SVASD is a rare adult congenital heart disease which permits shunting of blood from the systemic to the pulmonary circulation , causing excessive blood flow to the lungs. Until now, open heart surgical repair was the gold standard approach to dealing with this condition but is necessarily invasive. Covered stent implantation is a recently developed interventional procedure that can replace open heart surgery in some of these patients. However, according to the study authors, there is no “ideal stent” often leaving physicians to modify existing stents and frequently needing to “piggy back” several stents which adds to the difficulty and potential complications of the procedure.
Investigators analysed outcomes of the NuMED 10-zig Covered CP (CCP) Stent, which is balloon expandable and intended for permanent implant in patients. It is composed of 0.013″ platinum-iridium wire arranged in a 10 zig pattern that is laser welded at each joint and then over brazed with 24K gold. The 10-zig CCP stent was implanted in 75 patients between the ages of 11—75 years (median 45) from 12 centers.

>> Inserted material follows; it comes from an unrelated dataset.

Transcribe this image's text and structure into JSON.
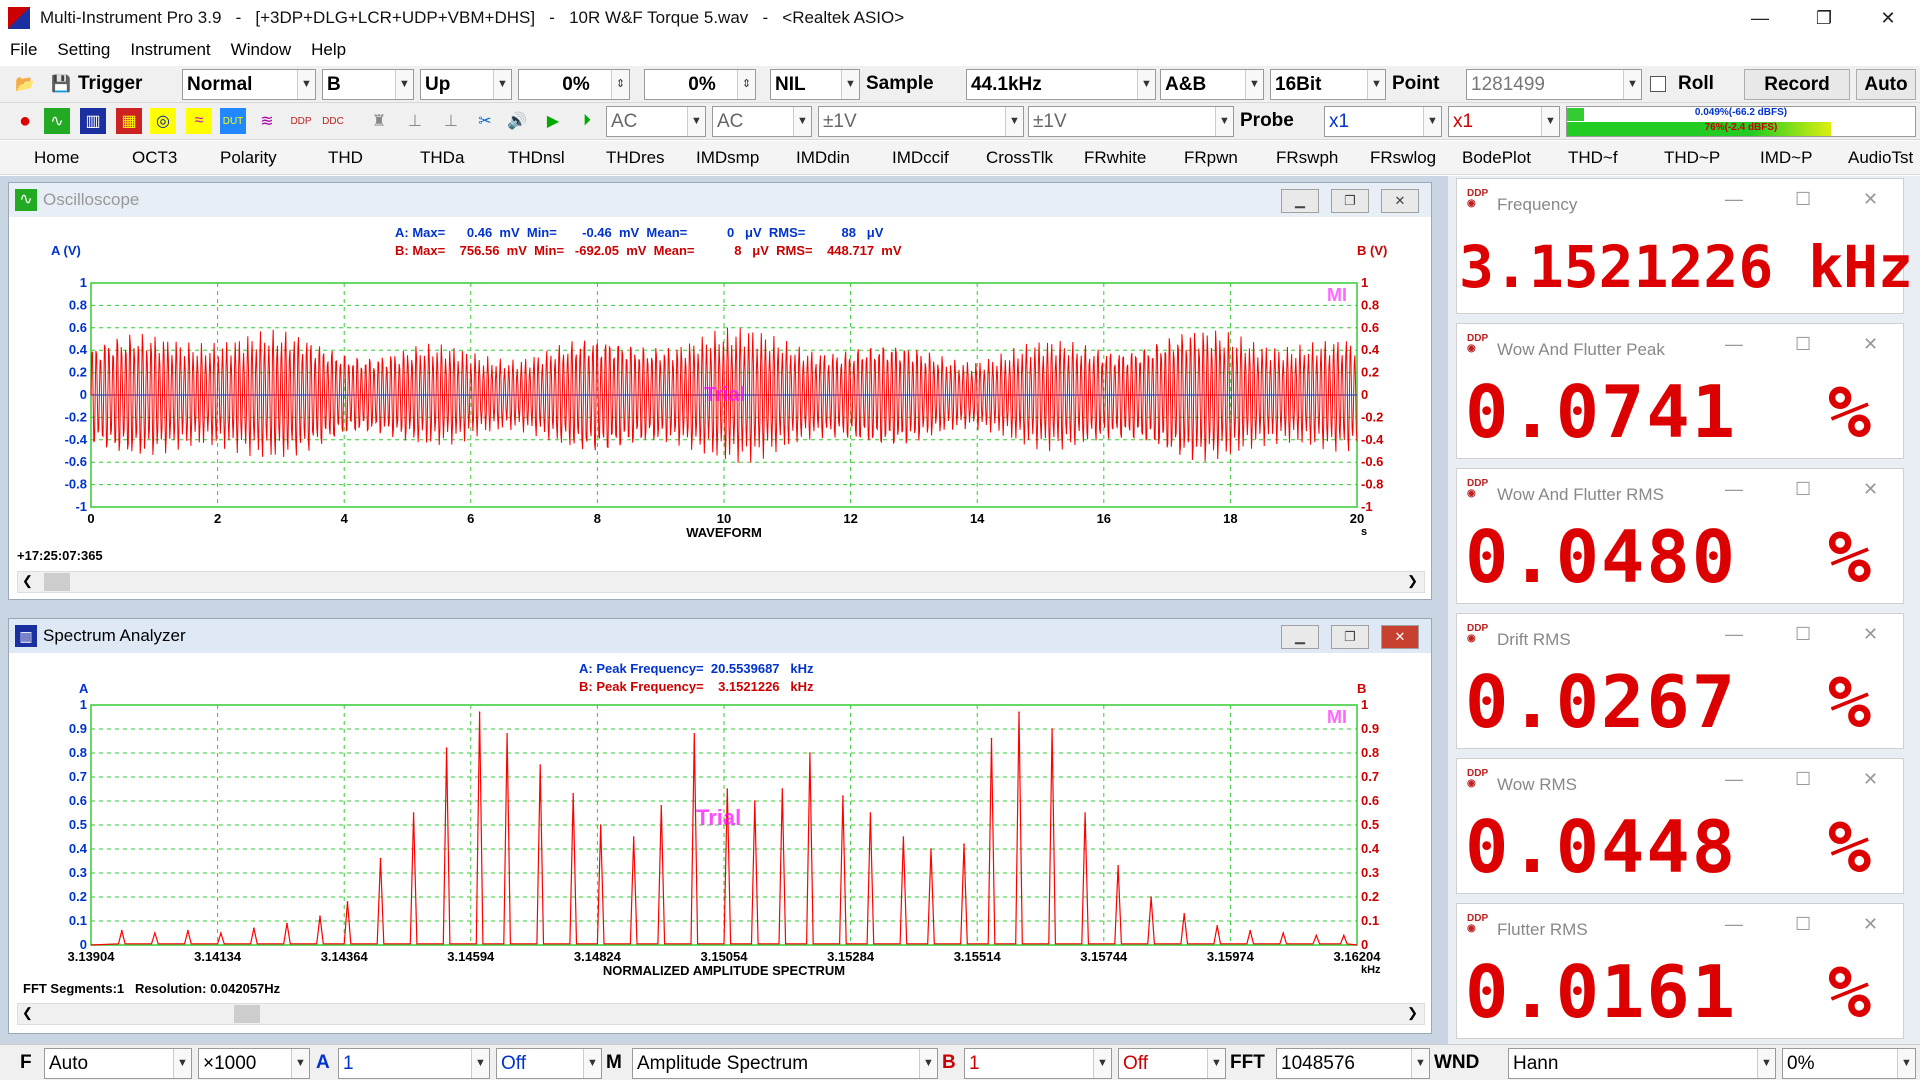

Pre-procedural assessment included diagnostic catheterization in 30, 3D printed models in 34 and virtual models in 13.
Results showed 10-zig CCPs of 7-8 centimetre provided reliable SVASD closure with a low requirement for additional stents. An additional stent was placed in 4/5 (80%) with 5/5.5 cm CCPs, 18/29 (62%) with 6 cm CCPs, 5/18 (28%) with 7 cm CCPs, 5/22 (23%) with 7.5/8 cm CCPs and 0/1 with an 11 cm CCP. Patients were followed from three weeks to five years.
“Our findings reveal that the novel, longer stents are a reliable advance in technology that significantly reduces the need for implantation of additional stents. This helps to minimize many of the procedural risk factors and enhances the outcome. More SVASD patients will become eligible to undergo this novel interventional procedure and they will therefore avoid the need for open-heart surgery,” said Prof Eric Rosenthal, MD, lead study investigator and paediatric and adult congenital cardiologist at Guy’s and St Thomas NHS Foundation Trust in London, England. “These encouraging results support the need for further research into the long-term benefits of the 10-zig stents while widening its use in patients with SVASD.”
Authors note that the longer covered stents are still investigational and require regulatory permission at most centers.